Art Bears chronology
| Winter Songs (1979) | The World as It Is Today (1981) | The Art Box (2004) |

= The World as It Is Today =

The World as It Is Today is the third and last album by English avant-rock group Art Bears. It was recorded at Sunrise Studio in Kirchberg, Switzerland between 24 August and 7 September 1980, and was first released in 1981.
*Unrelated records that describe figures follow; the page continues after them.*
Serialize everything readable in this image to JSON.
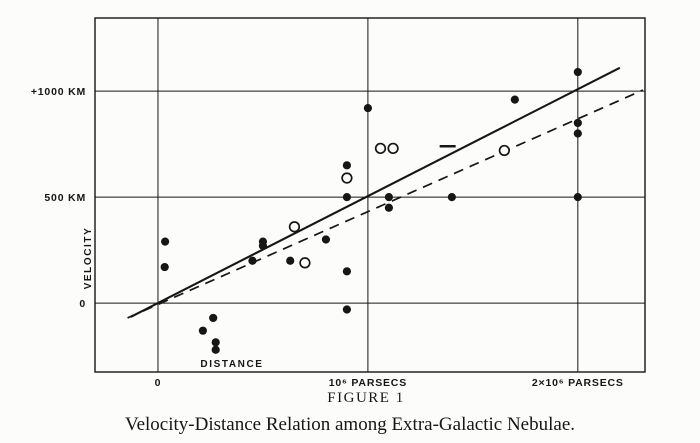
{
  "chart_data": {
    "type": "scatter",
    "title": "FIGURE 1",
    "caption": "Velocity-Distance Relation among Extra-Galactic Nebulae.",
    "xlabel": "DISTANCE",
    "ylabel": "VELOCITY",
    "x_unit": "10^6 parsecs",
    "y_unit": "km/s",
    "xlim": [
      -0.3,
      2.32
    ],
    "ylim": [
      -325,
      1345
    ],
    "grid": true,
    "x_ticks": [
      {
        "value": 0,
        "label": "0"
      },
      {
        "value": 1,
        "label": "10⁶ PARSECS"
      },
      {
        "value": 2,
        "label": "2×10⁶ PARSECS"
      }
    ],
    "y_ticks": [
      {
        "value": 0,
        "label": "0"
      },
      {
        "value": 500,
        "label": "500 KM"
      },
      {
        "value": 1000,
        "label": "+1000 KM"
      }
    ],
    "series": [
      {
        "name": "individual-nebulae",
        "marker": "filled-circle",
        "points": [
          [
            0.032,
            170
          ],
          [
            0.034,
            290
          ],
          [
            0.214,
            -130
          ],
          [
            0.263,
            -70
          ],
          [
            0.275,
            -185
          ],
          [
            0.275,
            -220
          ],
          [
            0.45,
            200
          ],
          [
            0.5,
            290
          ],
          [
            0.5,
            270
          ],
          [
            0.63,
            200
          ],
          [
            0.8,
            300
          ],
          [
            0.9,
            -30
          ],
          [
            0.9,
            650
          ],
          [
            0.9,
            150
          ],
          [
            0.9,
            500
          ],
          [
            1.0,
            920
          ],
          [
            1.1,
            450
          ],
          [
            1.1,
            500
          ],
          [
            1.4,
            500
          ],
          [
            1.7,
            960
          ],
          [
            2.0,
            500
          ],
          [
            2.0,
            850
          ],
          [
            2.0,
            800
          ],
          [
            2.0,
            1090
          ]
        ]
      },
      {
        "name": "nebulae-groups",
        "marker": "open-circle",
        "points": [
          [
            0.65,
            360
          ],
          [
            0.7,
            190
          ],
          [
            0.9,
            590
          ],
          [
            1.06,
            730
          ],
          [
            1.12,
            730
          ],
          [
            1.65,
            720
          ]
        ]
      },
      {
        "name": "mean-of-22-nebulae",
        "marker": "cross",
        "points": [
          [
            1.38,
            740
          ]
        ]
      }
    ],
    "lines": [
      {
        "name": "solution-individual",
        "style": "solid",
        "from": [
          -0.13,
          -65
        ],
        "to": [
          2.2,
          1110
        ]
      },
      {
        "name": "solution-groups",
        "style": "dashed",
        "from": [
          -0.145,
          -70
        ],
        "to": [
          2.31,
          1005
        ]
      }
    ],
    "ink_color": "#161616",
    "paper_color": "#fcfcfa"
  }
}
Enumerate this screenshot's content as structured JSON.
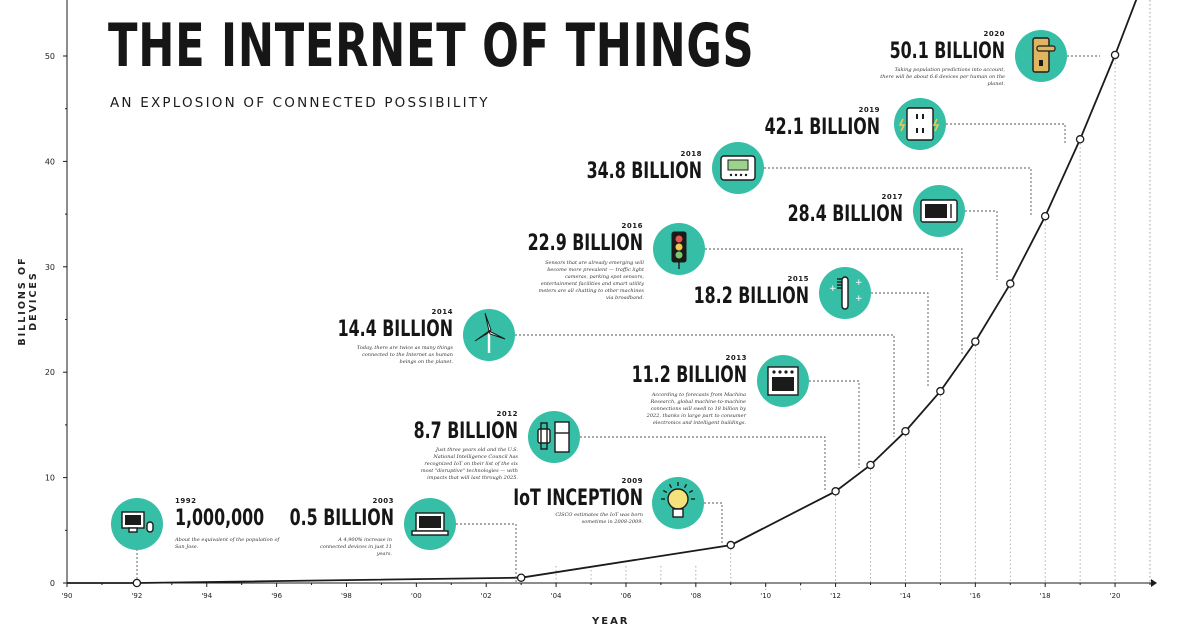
{
  "title": "THE INTERNET OF THINGS",
  "subtitle": "AN EXPLOSION OF CONNECTED POSSIBILITY",
  "colors": {
    "accent": "#36bfa6",
    "line": "#1b1b1b",
    "text": "#161616"
  },
  "chart_data": {
    "type": "line",
    "xlabel": "YEAR",
    "ylabel": "BILLIONS OF DEVICES",
    "xlim": [
      1990,
      2021
    ],
    "ylim": [
      0,
      55
    ],
    "x_ticks": [
      "'90",
      "'92",
      "'94",
      "'96",
      "'98",
      "'00",
      "'02",
      "'04",
      "'06",
      "'08",
      "'10",
      "'12",
      "'14",
      "'16",
      "'18",
      "'20"
    ],
    "y_ticks": [
      "0",
      "10",
      "20",
      "30",
      "40",
      "50"
    ],
    "x": [
      1990,
      1992,
      2003,
      2009,
      2012,
      2013,
      2014,
      2015,
      2016,
      2017,
      2018,
      2019,
      2020
    ],
    "values": [
      0,
      0.001,
      0.5,
      3.6,
      8.7,
      11.2,
      14.4,
      18.2,
      22.9,
      28.4,
      34.8,
      42.1,
      50.1
    ],
    "annotations": [
      {
        "year": "1992",
        "value": "1,000,000",
        "desc": "About the equivalent of the population of San Jose.",
        "icon": "desktop-computer-icon"
      },
      {
        "year": "2003",
        "value": "0.5 BILLION",
        "desc": "A 4,900% increase in connected devices in just 11 years.",
        "icon": "laptop-icon"
      },
      {
        "year": "2009",
        "value": "IoT INCEPTION",
        "desc": "CISCO estimates the IoT was born sometime in 2008-2009.",
        "icon": "lightbulb-icon"
      },
      {
        "year": "2012",
        "value": "8.7 BILLION",
        "desc": "Just three years old and the U.S. National Intelligence Council has recognized IoT on their list of the six most \"disruptive\" technologies — with impacts that will last through 2025.",
        "icon": "smartwatch-fridge-icon"
      },
      {
        "year": "2013",
        "value": "11.2 BILLION",
        "desc": "According to forecasts from Machina Research, global machine-to-machine connections will swell to 18 billion by 2022, thanks in large part to consumer electronics and intelligent buildings.",
        "icon": "oven-icon"
      },
      {
        "year": "2014",
        "value": "14.4 BILLION",
        "desc": "Today, there are twice as many things connected to the Internet as human beings on the planet.",
        "icon": "wind-turbine-icon"
      },
      {
        "year": "2015",
        "value": "18.2 BILLION",
        "desc": "",
        "icon": "toothbrush-icon"
      },
      {
        "year": "2016",
        "value": "22.9 BILLION",
        "desc": "Sensors that are already emerging will become more prevalent — traffic light cameras, parking spot sensors, entertainment facilities and smart utility meters are all chatting to other machines via broadband.",
        "icon": "traffic-light-icon"
      },
      {
        "year": "2017",
        "value": "28.4 BILLION",
        "desc": "",
        "icon": "microwave-icon"
      },
      {
        "year": "2018",
        "value": "34.8 BILLION",
        "desc": "",
        "icon": "thermostat-icon"
      },
      {
        "year": "2019",
        "value": "42.1 BILLION",
        "desc": "",
        "icon": "power-outlet-icon"
      },
      {
        "year": "2020",
        "value": "50.1 BILLION",
        "desc": "Taking population predictions into account, there will be about 6.6 devices per human on the planet.",
        "icon": "door-handle-icon"
      }
    ]
  }
}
For technical reasons, the original release of this album on LP vinyl record was pressed on a 12" disc at 45-rpm, and not the usual 33⅓ rpm.

Professional ratings
Review scores
| Source | Rating |
| AllMusic | Star Half star |

==Contents==
The World as It Is Today comprises 11 songs, all composed by Fred Frith with texts by Chris Cutler. The last song, "Albion, Awake!" was recorded as an instrumental because Dagmar Krause objected strongly to the violent nature of the lyrics. The lyrics for "Albion, Awake!", however, still appear in the booklet accompanying the album. In 2013 the lyrics were set to music for Áine O'Dwyer's album Anything Bright or Startling?

==Track listing==

Side one
| No. | Title | Length |
|---|---|---|
| 1. | "The Song of Investment Capital Overseas" | 2:38 |
| 2. | "Truth" | 2:56 |
| 3. | "Freedom" | 3:25 |
| 4. | "(Armed) Peace" | 2:30 |
| 5. | "Civilisation" | 4:52 |

Side two
| No. | Title | Length |
|---|---|---|
| 1. | "Democracy" | 2:22 |
| 2. | "The Song of the Martyrs" | 4:09 |
| 3. | "Law" | 0:51 |
| 4. | "The Song of the Monopolists" | 1:48 |
| 5. | "The Song of the Dignity of Labour Under Capital" | 2:27 |
| 6. | "Albion, Awake!" | 4:08 |

==Personnel==
- Fred Frith – guitars, keyboards, viola, violin, xylophone
- Chris Cutler – drums, electric drums, noise
- Dagmar Krause – vocals

Sound and art work
- Produced by Art Bears and Etienne Conod
- Cover art by Art Bear IV

==CD reissues==
- In 1988 The World as It Is Today and Art Bears' previous album Winter Songs were re-issued together on a single CD entitled 25 Songs.
- The album was also re-issued in 2004 as part of The Art Box a boxed set of six CDs, which included all the material released by the band, together with live and unreleased tracks, plus remixes by other musicians.